If the company behind it raises the money it hopes to be able to relieve the Arctic winter, by reflecting the Sun's rays to high latitudes.

It is not a new idea. The first reflecting satellite, Znamya 1, was deployed in space for a day in 1993. A circular reflective fabric was unfurled. In small areas, it could provide many times the amount of light from the Moon.

A second prototype scheduled for November will be visible from cities around the Earth, including London, Brussels and Seattle. It will stay in space for just a day.

"With such a small mirror you could light two or three square kilometres of territory, even more," says Russian space expert Vladimir Semyenov.

Ultimately, the aim is to string hundreds of vast mirrors across the sky and banish darkness from parts of the Arctic Circle in winter. However, the Russian company is having difficulty raising the money for such a venture and there is international opposition.

'Space junk' criticised

If a large-scale system was ever built critics say the animals and plants in the Arctic could suffer.
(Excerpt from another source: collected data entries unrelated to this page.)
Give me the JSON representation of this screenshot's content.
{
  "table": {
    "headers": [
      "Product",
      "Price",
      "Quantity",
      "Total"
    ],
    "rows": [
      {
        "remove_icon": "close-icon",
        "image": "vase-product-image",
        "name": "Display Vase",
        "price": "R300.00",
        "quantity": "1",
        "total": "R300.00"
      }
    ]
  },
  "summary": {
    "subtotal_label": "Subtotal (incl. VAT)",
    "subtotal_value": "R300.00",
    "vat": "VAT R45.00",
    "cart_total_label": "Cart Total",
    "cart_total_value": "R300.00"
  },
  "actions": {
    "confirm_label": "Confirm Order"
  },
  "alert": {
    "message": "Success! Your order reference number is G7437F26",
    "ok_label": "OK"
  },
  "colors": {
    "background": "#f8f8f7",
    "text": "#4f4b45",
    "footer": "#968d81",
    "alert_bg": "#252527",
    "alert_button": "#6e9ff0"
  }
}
They fear the extra light could disrupt the predictable cycle of light and darkness, the pattern that makes the natural world tick.

Astronomers are not happy either. They think the collection of little moons could light up the sky behind them and cause problems for research.

The scientists also fear accidents.

"Many space scientists will be annoyed because the lower orbits would be filled up with these little mirrors, in essence space junk, and the chance of your telecommunication satellite hitting one of these will be very high," says David Hughes from Sheffield University, UK.

The ultimate fear is that some companies will want to turn our tranquil night sky into something more like the Blackpool illuminations - complete with advertisements beamed from space.

However, many space experts say that such a system is unlikely to get off the ground in the foreseeable future.